Why do we need this research?
Type 1 diabetes can be hard to manage in pregnancy as blood glucose levels can be erratic. Although many women with type 1 diabetes have healthy pregnancies, there can be severe consequences for both mother and baby if diabetes is poorly controlled.
High blood glucose levels can lead to 1 in 2 babies being born overweight or obese, and 1 in 3 babies being delivered prematurely. However, if blood glucose levels go too low, this can be dangerous for the mother. We need to find new ways to help pregnant women control their diabetes effectively.
The artificial pancreas - a more efficient way of giving insulin
Over the last few years, scientists have developed an automated way of giving patients the exact amount of insulin they need to control their type 1 diabetes. This is known as a closed-loop system; it consists of a continuous glucose monitor, an insulin pump and a computer program that essentially behaves like an artificial pancreas.

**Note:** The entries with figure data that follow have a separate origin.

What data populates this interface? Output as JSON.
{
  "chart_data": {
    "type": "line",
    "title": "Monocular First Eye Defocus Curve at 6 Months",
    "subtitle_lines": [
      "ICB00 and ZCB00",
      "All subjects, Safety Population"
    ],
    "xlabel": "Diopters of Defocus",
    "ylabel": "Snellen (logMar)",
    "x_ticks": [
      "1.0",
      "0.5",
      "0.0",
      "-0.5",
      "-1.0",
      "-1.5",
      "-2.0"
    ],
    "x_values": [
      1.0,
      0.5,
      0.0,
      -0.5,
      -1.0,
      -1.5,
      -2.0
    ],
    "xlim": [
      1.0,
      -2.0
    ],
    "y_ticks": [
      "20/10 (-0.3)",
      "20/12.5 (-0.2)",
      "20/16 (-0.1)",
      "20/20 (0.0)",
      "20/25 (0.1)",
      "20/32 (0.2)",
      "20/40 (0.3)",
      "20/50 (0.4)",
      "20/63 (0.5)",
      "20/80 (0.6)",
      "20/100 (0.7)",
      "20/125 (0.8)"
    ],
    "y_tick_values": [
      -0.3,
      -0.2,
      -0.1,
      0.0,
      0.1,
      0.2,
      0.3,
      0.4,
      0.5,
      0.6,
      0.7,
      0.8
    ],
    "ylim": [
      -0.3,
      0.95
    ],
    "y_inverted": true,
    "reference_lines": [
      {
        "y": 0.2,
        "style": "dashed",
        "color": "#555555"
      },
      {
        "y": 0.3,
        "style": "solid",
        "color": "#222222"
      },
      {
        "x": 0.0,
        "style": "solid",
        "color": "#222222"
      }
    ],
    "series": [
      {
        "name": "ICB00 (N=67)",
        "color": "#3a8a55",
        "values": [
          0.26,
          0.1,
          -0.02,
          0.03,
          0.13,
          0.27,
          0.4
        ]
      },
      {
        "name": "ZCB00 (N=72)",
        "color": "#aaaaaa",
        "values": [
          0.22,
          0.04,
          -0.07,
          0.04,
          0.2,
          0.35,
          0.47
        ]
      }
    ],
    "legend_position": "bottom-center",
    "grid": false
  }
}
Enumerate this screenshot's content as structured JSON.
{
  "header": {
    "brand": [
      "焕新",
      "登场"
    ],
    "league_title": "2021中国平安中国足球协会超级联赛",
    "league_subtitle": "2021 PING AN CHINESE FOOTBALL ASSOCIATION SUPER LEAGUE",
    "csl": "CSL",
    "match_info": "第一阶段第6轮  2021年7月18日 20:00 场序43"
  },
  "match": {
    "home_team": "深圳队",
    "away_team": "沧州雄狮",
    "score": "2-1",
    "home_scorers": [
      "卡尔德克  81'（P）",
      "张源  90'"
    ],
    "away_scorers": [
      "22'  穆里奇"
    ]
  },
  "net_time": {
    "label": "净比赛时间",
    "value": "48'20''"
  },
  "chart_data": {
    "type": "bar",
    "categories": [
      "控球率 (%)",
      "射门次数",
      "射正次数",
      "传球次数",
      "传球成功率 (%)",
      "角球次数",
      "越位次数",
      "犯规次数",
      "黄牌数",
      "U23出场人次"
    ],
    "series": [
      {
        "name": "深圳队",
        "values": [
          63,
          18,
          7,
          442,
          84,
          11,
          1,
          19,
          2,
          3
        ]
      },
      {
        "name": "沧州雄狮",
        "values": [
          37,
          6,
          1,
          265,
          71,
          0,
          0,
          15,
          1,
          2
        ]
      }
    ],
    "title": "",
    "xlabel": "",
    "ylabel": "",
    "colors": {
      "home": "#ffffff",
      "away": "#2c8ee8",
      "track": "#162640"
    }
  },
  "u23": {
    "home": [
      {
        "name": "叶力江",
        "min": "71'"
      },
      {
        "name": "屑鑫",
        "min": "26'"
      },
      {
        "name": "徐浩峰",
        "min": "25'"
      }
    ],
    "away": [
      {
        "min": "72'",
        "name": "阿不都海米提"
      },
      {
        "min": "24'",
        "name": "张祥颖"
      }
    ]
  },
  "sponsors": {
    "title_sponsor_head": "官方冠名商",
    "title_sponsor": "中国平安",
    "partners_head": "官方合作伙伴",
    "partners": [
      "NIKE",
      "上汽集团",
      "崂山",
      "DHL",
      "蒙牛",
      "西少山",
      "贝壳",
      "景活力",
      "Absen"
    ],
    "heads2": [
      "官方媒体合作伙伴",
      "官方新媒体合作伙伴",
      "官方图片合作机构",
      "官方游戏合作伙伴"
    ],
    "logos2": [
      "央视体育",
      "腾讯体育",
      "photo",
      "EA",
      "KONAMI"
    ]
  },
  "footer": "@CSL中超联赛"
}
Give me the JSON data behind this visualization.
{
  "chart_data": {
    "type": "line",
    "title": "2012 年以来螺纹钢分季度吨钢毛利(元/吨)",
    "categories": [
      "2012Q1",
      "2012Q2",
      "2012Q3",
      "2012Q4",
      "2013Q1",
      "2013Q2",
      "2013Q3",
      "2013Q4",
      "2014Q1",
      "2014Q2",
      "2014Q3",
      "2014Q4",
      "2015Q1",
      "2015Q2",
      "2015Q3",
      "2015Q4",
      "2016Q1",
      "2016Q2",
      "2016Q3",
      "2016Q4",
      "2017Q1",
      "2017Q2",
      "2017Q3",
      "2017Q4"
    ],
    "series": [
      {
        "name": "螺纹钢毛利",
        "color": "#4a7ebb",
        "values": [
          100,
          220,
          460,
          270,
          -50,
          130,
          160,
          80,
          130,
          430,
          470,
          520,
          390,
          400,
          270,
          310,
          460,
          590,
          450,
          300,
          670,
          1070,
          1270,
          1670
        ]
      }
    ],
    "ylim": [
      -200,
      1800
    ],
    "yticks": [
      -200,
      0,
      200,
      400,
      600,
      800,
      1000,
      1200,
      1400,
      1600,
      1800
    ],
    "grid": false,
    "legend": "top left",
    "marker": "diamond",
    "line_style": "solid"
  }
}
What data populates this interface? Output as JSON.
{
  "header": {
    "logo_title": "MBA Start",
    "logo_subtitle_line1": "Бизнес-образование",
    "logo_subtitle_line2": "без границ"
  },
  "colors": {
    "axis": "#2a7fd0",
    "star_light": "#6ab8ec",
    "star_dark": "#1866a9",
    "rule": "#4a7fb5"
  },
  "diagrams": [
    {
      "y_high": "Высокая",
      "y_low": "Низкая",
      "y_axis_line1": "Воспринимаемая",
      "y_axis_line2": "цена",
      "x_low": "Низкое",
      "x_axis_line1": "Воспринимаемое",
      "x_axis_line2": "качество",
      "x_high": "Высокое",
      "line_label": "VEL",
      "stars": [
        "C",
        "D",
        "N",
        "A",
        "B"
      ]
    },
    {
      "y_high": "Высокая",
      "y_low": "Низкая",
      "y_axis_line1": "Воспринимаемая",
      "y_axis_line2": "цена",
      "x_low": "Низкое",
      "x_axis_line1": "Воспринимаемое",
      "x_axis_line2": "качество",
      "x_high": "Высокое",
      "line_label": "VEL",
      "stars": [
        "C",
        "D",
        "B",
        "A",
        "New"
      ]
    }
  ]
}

Using real-time information from the continuous glucose monitor, the computer program controls the insulin pump to adjust the amount of insulin the patient receives. This closed-loop system has been shown to help keep blood glucose levels within a healthy range in people who are not pregnant.
What’s happening in this project?
Researchers funded by Tommy’s want to see if an artificial pancreas system can also help pregnant women control type 1 diabetes. To do this, our researchers are testing a specially designed closed-loop in pregnancy (CLIP) system. As well as a continuous glucose monitor and insulin pump, the CLIP system includes a new pregnancy-specific smartphone app, which automatically adjusts the insulin dose every 10–12 minutes.
The team are now carrying out a study in 10 hospitals around the UK to find out whether the CLIP system can increase the amount of time that blood glucose levels stay within a healthy range, and if it can help women avoid episodes of dangerously high or low glucose levels. They hope to include 124 women in the study, with half using the CLIP system and half using standard insulin pens or pumps. So far, 35 women have agreed to take part.
Our researchers also want to know whether the CLIP system can make pregnancy safer for both mother and baby. They hope it can reduce the proportion of babies that are born either too small or too large or that need to be admitted to a neonatal intensive care unit. The team will also look at whether women who use the CLIP system have fewer severe diabetes complications, and if pregnancy loss, stillbirth and neonatal death are reduced.
What difference will this project make?
This study will find out whether an artificial pancreas can help women with type 1 diabetes to control their blood glucose levels and make pregnancy safer for both them and their babies.